Introducing Michael Oyster, SBIRT Specialist at Oregon Health Authority

July 25, 2014   |  Tags: Blog   |  Tags: SBIRT , OHA Addictions and Mental Health , Screening , CCO Metric
Oregon Health Authority

Michael Oyster, LPC, CADCIII was hired in May by Addictions & Mental Health at the Oregon Health Authority as the agency’s SBIRT Specialist. SBIRT stands for Screening, Brief Intervention, and Referral to Treatment. It is often implemented in medical settings such as primary care, hospitals, and emergency departments to identify patients who have unhealthy substance use patterns, including alcohol, recreational drugs, and misuse of medications.

This practice is more than a screening but an intervention process for patients whose substance use patterns could undermine medical outcomes. About twenty-three percent of patients need some level of substance use intervention, from education, to brief counseling, to specialized treatment.

Michael’s position is to establish policies and standards for SBIRT practice throughout Oregon as well as provide free consultation and training in SBIRT implementation to a variety of medical settings and health care systems. Although SBIRT practices are reasonably simple, providers must receive specialized training to facilitate the process so that all of its elements are included in the practice. You can contact Michael at (503-945-9813) or through email,, to brainstorm solutions or schedule an overview presentation.

Currently, Michael has been working at simplifying the billing / encounter process so that providers can more easily have their SBIRT work paid for and counted toward incentive payments tied to SBIRT metrics. This one page simplification of billing / encounters, plus other clarification documents, will be posted at the Addictions & Mental Health SBIRT website.

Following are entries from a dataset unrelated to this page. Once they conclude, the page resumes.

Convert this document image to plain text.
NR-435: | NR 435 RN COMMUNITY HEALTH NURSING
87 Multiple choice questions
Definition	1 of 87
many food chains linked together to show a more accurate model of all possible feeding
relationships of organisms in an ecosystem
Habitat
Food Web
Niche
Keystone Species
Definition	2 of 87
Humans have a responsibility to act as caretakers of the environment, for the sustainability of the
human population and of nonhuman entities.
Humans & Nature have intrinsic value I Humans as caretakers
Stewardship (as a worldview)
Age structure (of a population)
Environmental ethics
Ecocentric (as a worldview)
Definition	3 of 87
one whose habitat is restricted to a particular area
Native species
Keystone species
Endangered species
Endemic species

There are also private trainers who provide SBIRT trainings, such as Jim Winkle (503-494-1632) and Denna Vandersloot (503-758-2112). In addition, Leigh Fischer (303-369-0039 x.237) from SBIRT Colorado is a national trainer who is willing to work with Oregon. Michael has other national training resources depending on the training needs of the specific healthcare system. There are online resources for SBIRT trainings, however, Michael recommends using these resources as adjunct training to keep SBIRT practices going once an in-person training has been completed.

For more information on SBIRT, visit our Resources section for tools, forms and a recording of a 2013 SBIRT webinar hosted by the Institute.



Thanks, Michael, for getting involved with the Institute and staying in touch re: SBIRT resources for practices.